Libuv
04 Jul 2023—uvBuf layout: post title: libuv date: 2023-07-04 comments: false categories: [ “” ] —
libuv is a multi-platform library that provides your programs with asynchronous capabilities through the use of an event loop. node.js has been the most mainstream usage of this library.
Today’s post will talk about this library and show some working examples.
Features
libuv provides a quite a set of features:
- Event loop
- Async file and network I/O
- File system events
- IPC
- Thread pool
- Signal handling
- High resolution clock
Event loop
When you’re programming in an event-driven environment, you need a medium that can transfer control over to your program when an event occurs. The event loop’s job is to do exactly this, running forever.
If you were to think about it in c-pseudo code, it might look something like this.

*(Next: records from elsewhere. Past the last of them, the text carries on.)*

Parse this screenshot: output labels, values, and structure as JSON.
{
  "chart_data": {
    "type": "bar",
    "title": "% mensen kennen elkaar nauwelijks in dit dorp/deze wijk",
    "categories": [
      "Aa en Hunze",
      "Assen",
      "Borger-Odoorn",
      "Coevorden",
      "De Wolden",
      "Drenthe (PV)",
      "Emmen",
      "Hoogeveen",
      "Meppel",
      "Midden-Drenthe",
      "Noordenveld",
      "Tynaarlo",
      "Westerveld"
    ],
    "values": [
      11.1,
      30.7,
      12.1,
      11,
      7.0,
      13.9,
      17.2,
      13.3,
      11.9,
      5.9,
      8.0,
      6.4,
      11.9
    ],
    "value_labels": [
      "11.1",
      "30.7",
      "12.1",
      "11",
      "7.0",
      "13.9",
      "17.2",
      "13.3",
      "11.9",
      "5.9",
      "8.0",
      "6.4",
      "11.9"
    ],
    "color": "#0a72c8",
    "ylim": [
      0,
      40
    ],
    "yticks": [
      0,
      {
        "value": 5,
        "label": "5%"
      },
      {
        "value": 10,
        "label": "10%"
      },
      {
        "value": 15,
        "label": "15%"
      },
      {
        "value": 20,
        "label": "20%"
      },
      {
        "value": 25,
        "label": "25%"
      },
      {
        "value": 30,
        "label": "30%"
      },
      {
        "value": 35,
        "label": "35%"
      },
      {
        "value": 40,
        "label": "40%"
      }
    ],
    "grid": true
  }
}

while (events_to_process) {
event = get_next_event();
if (event.callback) {
event.callback();
}
}Watchers
The list of handles that can send us events, and signal our application are here:
/* Handle types. */
typedef struct uv_loop_s uv_loop_t;
typedef struct uv_handle_s uv_handle_t;
typedef struct uv_stream_s uv_stream_t;
typedef struct uv_tcp_s uv_tcp_t;
typedef struct uv_udp_s uv_udp_t;
typedef struct uv_pipe_s uv_pipe_t;
typedef struct uv_tty_s uv_tty_t;
typedef struct uv_poll_s uv_poll_t;
typedef struct uv_timer_s uv_timer_t;
typedef struct uv_prepare_s uv_prepare_t;
typedef struct uv_check_s uv_check_t;
typedef struct uv_idle_s uv_idle_t;
typedef struct uv_async_s uv_async_t;
typedef struct uv_process_s uv_process_t;
typedef struct uv_fs_event_s uv_fs_event_t;
typedef struct uv_fs_poll_s uv_fs_poll_t;
typedef struct uv_signal_s uv_signal_t;
/* Request types. */
typedef struct uv_req_s uv_req_t;
typedef struct uv_getaddrinfo_s uv_getaddrinfo_t;
typedef struct uv_getnameinfo_s uv_getnameinfo_t;
typedef struct uv_shutdown_s uv_shutdown_t;
typedef struct uv_write_s uv_write_t;
typedef struct uv_connect_s uv_connect_t;
typedef struct uv_udp_send_s uv_udp_send_t;
typedef struct uv_fs_s uv_fs_t;
typedef struct uv_work_s uv_work_t;
/* None of the above. */
typedef struct uv_cpu_info_s uv_cpu_info_t;
typedef struct uv_interface_address_s uv_interface_address_t;
typedef struct uv_dirent_s uv_dirent_t;These are the handles that we can register interest in; so the system will raise interesting events to us.
Get started
Before we get started, the libuv library needs to be installed along with the development files. In order to do this on my Debian machine, I’ll install the development and the runtime files.
libuv1 - asynchronous event notification library - runtime library
libuv1-dev - asynchronous event notification library - development files
Now, when we build an executable we need to link to the uv library using -luv. For the CMake test application that I’m writing with this article, I used:
target_link_libraries(uvtest uv)Where uvtest is the name of my application.
First program
The “hello, world” of event loops. We’ll allocate the event loop, run the loop, and then cleanup.
int main() {
/* allocate and init the loop */
uv_loop_t *loop = malloc(sizeof(uv_loop_t));
uv_loop_init(loop);
/* run the loop */
uv_run(loop, UV_RUN_DEFAULT);
/* clean up */
uv_loop_close(loop);
free(loop);
return 0;
}Idle
While our program is doing “nothing”, waiting for the next event we can register a function to execute. You’ll notice in this code that we’re using a uv_idle_t rather than a uv_loop_t (as above). Using uv_idle_t provides us access to register an “idler” function.
int64_t counter = 0;
void count_to_10(uv_idle_t* handle) {
printf("Counter at: %d\n", counter++);
if (counter > 10) {
uv_idle_stop(handle);
}
}
int main() {
uv_idle_t idler;
uv_idle_init(uv_default_loop(), &idler);
uv_idle_start(&idler, count_to_10);
uv_run(uv_default_loop(), UV_RUN_DEFAULT);
uv_loop_close(uv_default_loop());
return 0;
}The idle function, count_to_10 counts up until we exceed 10 and then calls uv_idle_stop which is our exit.
Finishing up
This has just been an introduction to the absolute basics of libuv.